By Andrew Kerr
Leading Democratic presidential candidates Bernie Sanders, Joe Biden and Michael Bloomberg have paid a combined $466,000 to superdelegates that are likely to support their benefactors in the event of a contested convention, Federal Election Commission records show.
Sanders has spent the most so far on employing superdelegates, FEC records show. His campaign co-chair, former Ohio state senator and Democratic National Committee member Nina Turner, has received $149,000 from the democratic socialist’s campaign. The Vermont senator has also divvied out $53,000 to his California political director, DNC member Susie Shannon.
Turner and Shannon are superdelegates by virtue of being members of the DNC. The two surrogates would be able to cast ballots for their boss if a second round of voting is required at the Democratic National Convention in July, which would be triggered if no candidate wins at least 50% of the delegates during the primaries and caucuses.
Biden, the former vice president, is just behind Sanders in superdelegate spending, disbursing a combined $180,000 to DNC members Symone Sanders and Cristobal Alex, according to FEC records.
Some of Bloomberg’s highest-ranking staffers are superdelegates. FEC records show that a consulting firm run by former Philadelphia mayor and current DNC member Michael Nutter has already received $45,000 from Bloomberg’s campaign since December when Nutter signed on to be the former New York mayor’s national chairman.
Bloomberg’s campaign has also brought on Texas Democratic Party Vice Chair Carla Brailey and California Democratic Party Vice Chair Alexandra Rooker, both of whom are superdelegates, to serve as senior advisors to the former New York mayor, The Intercept reported. DNC member Sierra Yamanaka has also received salary payments from Bloomberg’s campaign, FEC records show.
The Sanders, Biden and Bloomberg campaigns did not return requests for comment.
Superdelegates could play a major role in determining who becomes the Democratic nominee in July’s convention if no candidate receives over 50% of the primary and caucus delegates, the likelihood of which has increased substantially since Biden’s victory in South Carolina on Saturday.
FiveThirtyEight’s forecasting model showed Monday that there’s a 67% chance of a contested convention, up 17 points from before the South Carolina primary.

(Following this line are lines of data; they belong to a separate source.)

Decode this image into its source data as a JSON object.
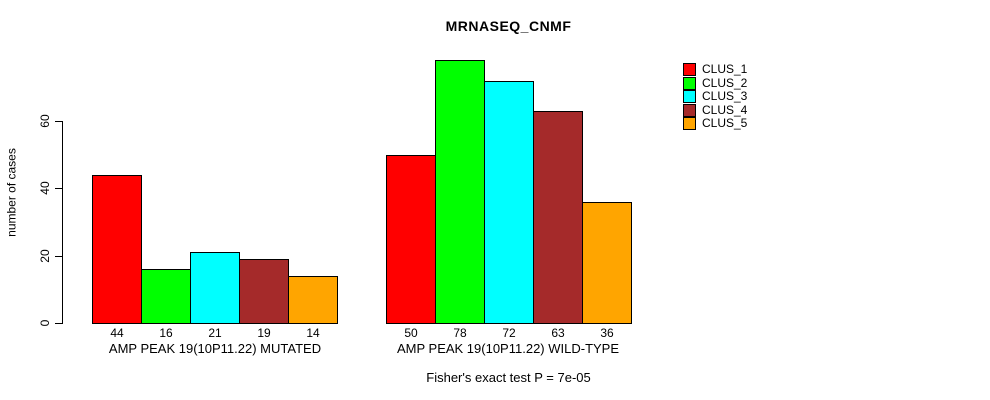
{
  "figure": {
    "background": "#ffffff",
    "text_color": "#000000"
  },
  "chart_data": {
    "type": "bar",
    "title": "MRNASEQ_CNMF",
    "ylabel": "number of cases",
    "xlabel": "",
    "categories": [
      "AMP PEAK 19(10P11.22) MUTATED",
      "AMP PEAK 19(10P11.22) WILD-TYPE"
    ],
    "series": [
      {
        "name": "CLUS_1",
        "color": "#ff0000",
        "values": [
          44,
          50
        ]
      },
      {
        "name": "CLUS_2",
        "color": "#00ff00",
        "values": [
          16,
          78
        ]
      },
      {
        "name": "CLUS_3",
        "color": "#00ffff",
        "values": [
          21,
          72
        ]
      },
      {
        "name": "CLUS_4",
        "color": "#a52a2a",
        "values": [
          19,
          63
        ]
      },
      {
        "name": "CLUS_5",
        "color": "#ffa500",
        "values": [
          14,
          36
        ]
      }
    ],
    "yticks": [
      0,
      20,
      40,
      60
    ],
    "ylim": [
      0,
      80
    ],
    "grid": false,
    "bar_value_labels_shown": true,
    "legend_position": "top-right-outside",
    "annotation": "Fisher's exact test P = 7e-05"
  }
}
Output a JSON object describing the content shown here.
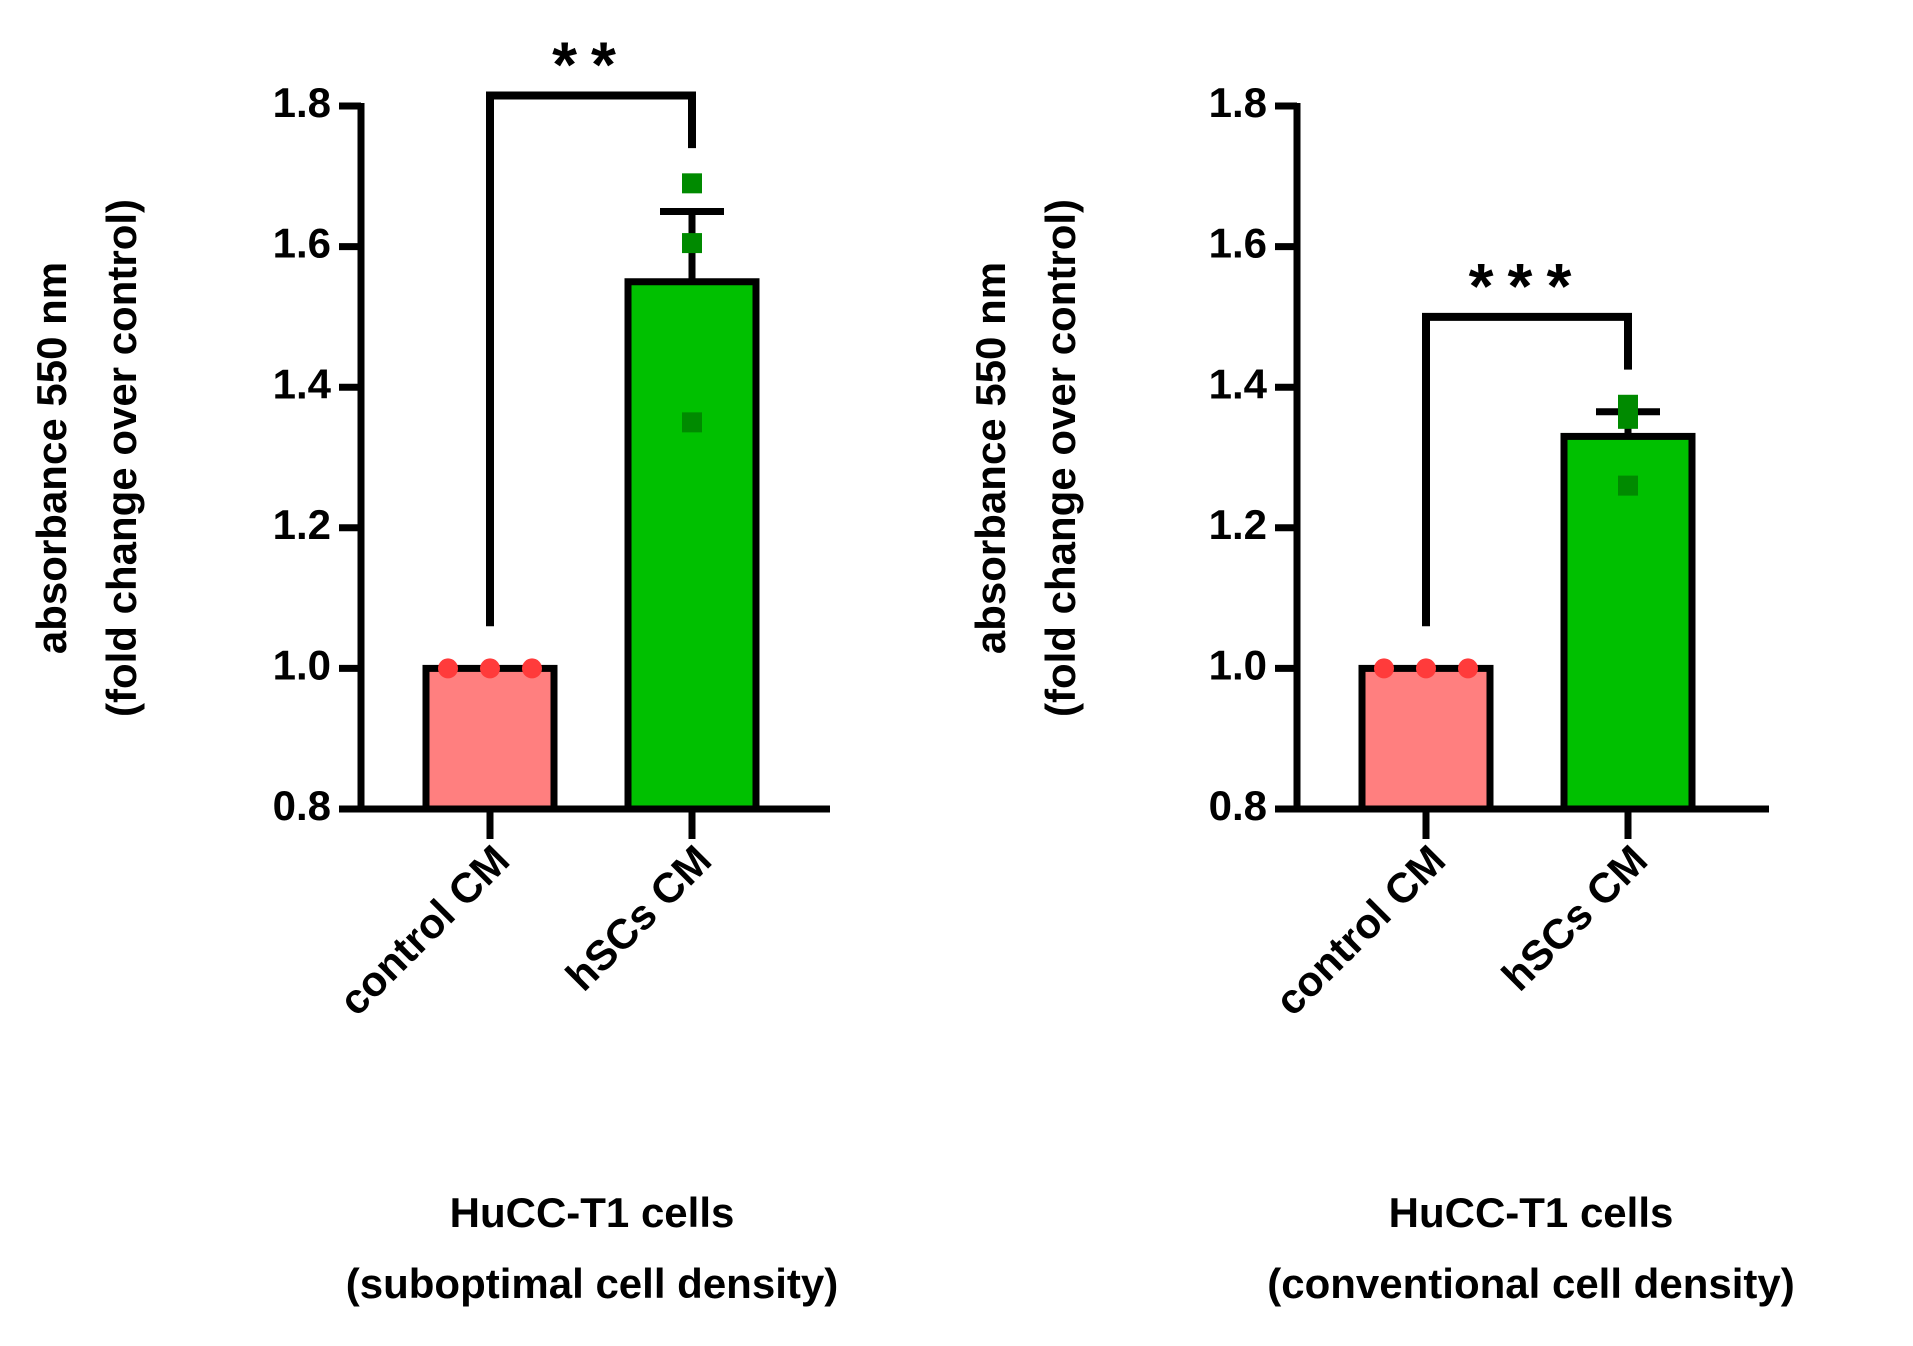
{
  "chart_data": [
    {
      "type": "bar",
      "ylabel": [
        "absorbance 550 nm",
        "(fold change over control)"
      ],
      "xlabel": [
        "HuCC-T1 cells",
        "(suboptimal cell density)"
      ],
      "categories": [
        "control CM",
        "hSCs CM"
      ],
      "values": [
        1.0,
        1.55
      ],
      "errors": [
        0,
        0.1
      ],
      "points": [
        [
          1.0,
          1.0,
          1.0
        ],
        [
          1.69,
          1.605,
          1.35
        ]
      ],
      "colors": [
        "#ff7f7f",
        "#00c000"
      ],
      "point_colors": [
        "#ff3b3b",
        "#008a00"
      ],
      "markers": [
        "circle",
        "square"
      ],
      "significance": "**",
      "ylim": [
        0.8,
        1.8
      ],
      "yticks": [
        0.8,
        {
          "value": 1,
          "label": "1.0"
        },
        1.2,
        1.4,
        1.6,
        1.8
      ]
    },
    {
      "type": "bar",
      "ylabel": [
        "absorbance 550 nm",
        "(fold change over control)"
      ],
      "xlabel": [
        "HuCC-T1 cells",
        "(conventional cell density)"
      ],
      "categories": [
        "control CM",
        "hSCs CM"
      ],
      "values": [
        1.0,
        1.33
      ],
      "errors": [
        0,
        0.035
      ],
      "points": [
        [
          1.0,
          1.0,
          1.0
        ],
        [
          1.375,
          1.355,
          1.26
        ]
      ],
      "colors": [
        "#ff7f7f",
        "#00c000"
      ],
      "point_colors": [
        "#ff3b3b",
        "#008a00"
      ],
      "markers": [
        "circle",
        "square"
      ],
      "significance": "***",
      "ylim": [
        0.8,
        1.8
      ],
      "yticks": [
        0.8,
        {
          "value": 1,
          "label": "1.0"
        },
        1.2,
        1.4,
        1.6,
        1.8
      ]
    }
  ]
}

The Democratic presidential candidates still in the race seem to be bracing for a contested convention. Sanders was the only candidate during a Feb. 19 debate to say the person that enters the convention with the most, but not over 50%, of the primary and caucus delegates should be the Democratic nominee.
But Massachusetts Sen. Elizabeth Warren, who is sitting in fourth place in the Real Clear Politics national polling average, believes she has a pathway to victory in the event of a contested convention and has no intention of dropping out, Politico reported.